Yes, you can indeed travel by train direct from Hong Kong to Beijing or Shanghai though at a significantly slower pace, Beijing for example is a 24-hour overnight sleeper service. It’s without doubt our favoured mode of getting to the capital, what’s not to like? Basic but perfectly adequate, great restaurant car, fascinating views seemingly on to every facet of Chinese life, be it rural, industrial or city, it’s like watching an expertly made documentary as you dawdle pleasingly along, Tsing Tao beer to hand.
So fellow passengers it’s all change at Hong Kong as we attempt to fit in yet more flights, cruises and trains; though I’m not convinced that being able to shift the masses around more quickly and with greater ease and comfort is necessarily a good thing.

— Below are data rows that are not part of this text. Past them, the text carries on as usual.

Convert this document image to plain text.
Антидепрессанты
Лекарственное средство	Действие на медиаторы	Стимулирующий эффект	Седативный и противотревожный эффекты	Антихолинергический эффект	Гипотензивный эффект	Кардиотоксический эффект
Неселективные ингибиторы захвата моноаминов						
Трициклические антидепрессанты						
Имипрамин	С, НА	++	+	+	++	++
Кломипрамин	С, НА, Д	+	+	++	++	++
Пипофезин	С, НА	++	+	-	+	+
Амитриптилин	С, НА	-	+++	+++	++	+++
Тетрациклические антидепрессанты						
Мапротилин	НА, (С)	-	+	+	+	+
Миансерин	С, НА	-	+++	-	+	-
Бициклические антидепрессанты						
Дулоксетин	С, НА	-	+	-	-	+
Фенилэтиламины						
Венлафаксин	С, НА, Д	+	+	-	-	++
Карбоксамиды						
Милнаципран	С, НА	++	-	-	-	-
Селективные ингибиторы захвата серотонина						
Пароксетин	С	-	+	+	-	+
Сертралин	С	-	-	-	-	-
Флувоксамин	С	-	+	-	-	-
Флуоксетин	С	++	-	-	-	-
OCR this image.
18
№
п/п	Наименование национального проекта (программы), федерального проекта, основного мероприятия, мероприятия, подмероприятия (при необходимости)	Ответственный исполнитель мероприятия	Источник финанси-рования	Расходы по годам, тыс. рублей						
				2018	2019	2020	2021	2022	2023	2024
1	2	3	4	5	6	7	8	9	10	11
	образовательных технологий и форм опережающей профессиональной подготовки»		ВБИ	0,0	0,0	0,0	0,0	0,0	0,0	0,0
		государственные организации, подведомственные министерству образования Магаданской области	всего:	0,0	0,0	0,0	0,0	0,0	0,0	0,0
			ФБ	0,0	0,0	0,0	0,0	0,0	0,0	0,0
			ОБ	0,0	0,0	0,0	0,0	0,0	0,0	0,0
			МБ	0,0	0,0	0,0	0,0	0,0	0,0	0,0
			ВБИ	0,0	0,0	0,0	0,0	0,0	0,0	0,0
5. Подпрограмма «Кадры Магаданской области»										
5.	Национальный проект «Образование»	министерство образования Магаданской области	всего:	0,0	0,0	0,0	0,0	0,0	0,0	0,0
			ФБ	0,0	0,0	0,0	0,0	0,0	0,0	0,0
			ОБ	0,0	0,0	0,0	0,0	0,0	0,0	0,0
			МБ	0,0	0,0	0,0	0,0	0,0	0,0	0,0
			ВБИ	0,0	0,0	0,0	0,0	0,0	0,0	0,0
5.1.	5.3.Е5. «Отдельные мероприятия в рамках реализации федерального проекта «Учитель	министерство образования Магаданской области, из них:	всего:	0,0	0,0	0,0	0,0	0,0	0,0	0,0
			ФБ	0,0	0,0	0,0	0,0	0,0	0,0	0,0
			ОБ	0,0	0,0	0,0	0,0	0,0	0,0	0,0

You’ve probably guessed by now that these days we’re committed members of the slow travel club, in fact the slower the better; hence our preference of unhurriedly getting along overland or overseas. For an idea of slow it’s easy to imagine how things used to be in the dark and distant past. In this context I’m fond of quoting the British novelist and travel writer Ethel Mannin who, in her book The Flowery Sword (1960), recounted a trip to Japan. They took what she described as ‘the conventional route’ flying ‘via Dusseldorf, Zurich, Cairo, Bombay, Calcutta, Bangkok, and Hong Kong’, putting down at good old Kai Tak of course! Imagine all that though? A journey of a few days with several stops compared to 12 direct hours today.
Perhaps we now fully appreciate T.S. Eliot’s adage in which it’s the journey not the arrival that matters more, though I wonder if that’s an age thing too. Maybe not, interestingly I have noticed a recent trend by which some younger travellers on round-the-world adventures, an activity traditionally achieved on an all-in air ticket, attempt to complete their circumnavigation with minimal recourse to flying; again it’s the slow travel theme but in today’s world it’s also born of a modern, conscientious desire to meet green and sustainability targets – it’s also travelling in the true sense of the word. So what do you think? How would you like to arrive, or indeed leave, Hong Kong? Let us know, we’d love to see you here!